Married Cancer Patients Live Longer Than Single Patients: Love, Support Could Help For Survival

Married cancer patients live longer than those are single, according to a new study by the Dana-Farber Cancer Institute.

If patients are diagnosed with cancer early while they're married, this new study said that they are less likely to die from the disease than the non-married ones, thus they'd live longer with just having a spouse than those who are single.

The researchers used a national database to survey nearly 735,000 patients diagnosed with one of 10 different types of cancer and found that those who were married were 20 percent less likely to die of their cancers compared to those who weren't married or at least live longer than those are single, according to the study published in the Journal of Clinical Oncology on Monday.

"The impact of marriage was profound on every cancer we studied," including lung, breast, colon, and prostate cancer, study leader Dr.

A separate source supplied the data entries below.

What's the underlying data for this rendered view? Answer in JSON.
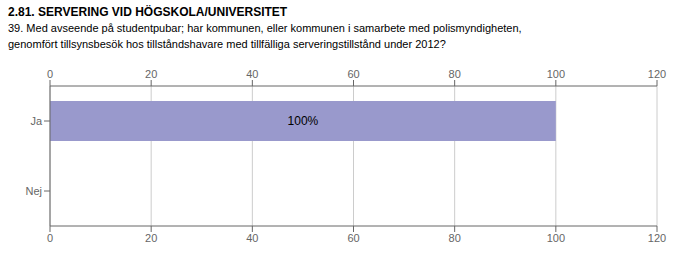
{
  "chart_data": {
    "type": "bar",
    "orientation": "horizontal",
    "title": "2.81. SERVERING VID HÖGSKOLA/UNIVERSITET",
    "subtitle": "39. Med avseende på studentpubar; har kommunen, eller kommunen i samarbete med polismyndigheten,\ngenomfört tillsynsbesök hos tillståndshavare med tillfälliga serveringstillstånd under 2012?",
    "categories": [
      "Ja",
      "Nej"
    ],
    "values": [
      100,
      0
    ],
    "value_labels": [
      "100%",
      null
    ],
    "data_labels": true,
    "color": "#9999cc",
    "xlim": [
      0,
      120
    ],
    "xticks": [
      0,
      20,
      40,
      60,
      80,
      100,
      120
    ],
    "grid": true
  }
}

Ayal Aizer, a radiation oncologist at Dana-Farber said in the journal. "It's a sign that marriage is providing crucial support for those diagnosed with cancer."

The study was based on cancer diagnoses made from 2004 through 2008 and stored in a National Cancer Institute database.

This study shows what love and support could possibly do for somebody going through something as tough as cancer.

"Marital status could be a proxy for social support, which previous research suggests could buffer the harmful effects of stress that are associated with life-threatening diseases," Kevin Stein, managing director of behavioral research at the American Cancer Society who was not involved with the study said.